Invented in the 19th century, eisengarn was used as a weaving yarn and for making lace, ribbons and lining materials. The yarn is also known as Glanzgarn ('gloss' or 'glazed' yarn) and can be knitted into woollen clothing and other textiles to add shiny highlights.

===Eyelash===
Eyelash yarn is crafted from polyester fibers that mimic the texture of eyelashes, giving it a furry appearance. These novelty yarns typically consist of a thin central ply surrounded by short "hairs" protruding from the core thread. Unlike fur yarns, which feature an abundance of threads covering the entire core thread, eyelash yarn has evenly spaced threads at intervals between lengths of bare core thread. This distinctive construction creates a unique texture reminiscent of eyelashes.

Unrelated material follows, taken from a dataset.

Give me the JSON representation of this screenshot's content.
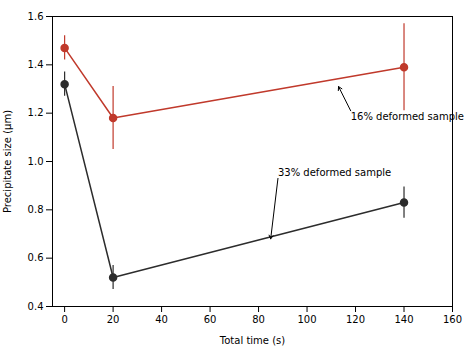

Eyelash yarns are available in a variety of colors, with the "hairs" sometimes made from multicolored or metallic fibers, adding to their visual appeal.

===Ladder===
Ladder yarn resembles a ladder, with two flat threads representing the two sides of the ladder held together by a strip of material at the center that represents the rungs. The material at the center of ladder yarn can be metallic, beaded, or otherwise adorned. This type of yarn is more often used to create trim or embellishments than to knit or crochet entire garments.

===Metallic fiber===
Metallic fibers are often classified as fancy yarns and are created by adding a metallic fiber or yarn to the blend. These are not to be confused with actual wire used in jewellery that is sometimes knit or crocheted.

===Nub===
A nub is a small bump or knot created by tightly twisting the fiber around the base fiber. The nub is most easily identified when the effect and base yarns are of different colors.

===Plarn===
Plastic yarn, or “plarn”, is constructed from plastic bags, large toilet paper and other commodity wrappers (e.g. planting soils sacks etc.); it can be used to weave, knit or crochet plastic mats, baskets, small bags and totes of all kinds.

===Ribbon===
Ribbon yarn resembles a ribbon. It can be made from synthetic or natural fibers, such as silk or cotton. Some ribbon yarns are flat, while others are tubular in construction.

===Slub===

A slub or thick spot in a yarn is created by varying the tightness of the twist of the yarn at various intervals.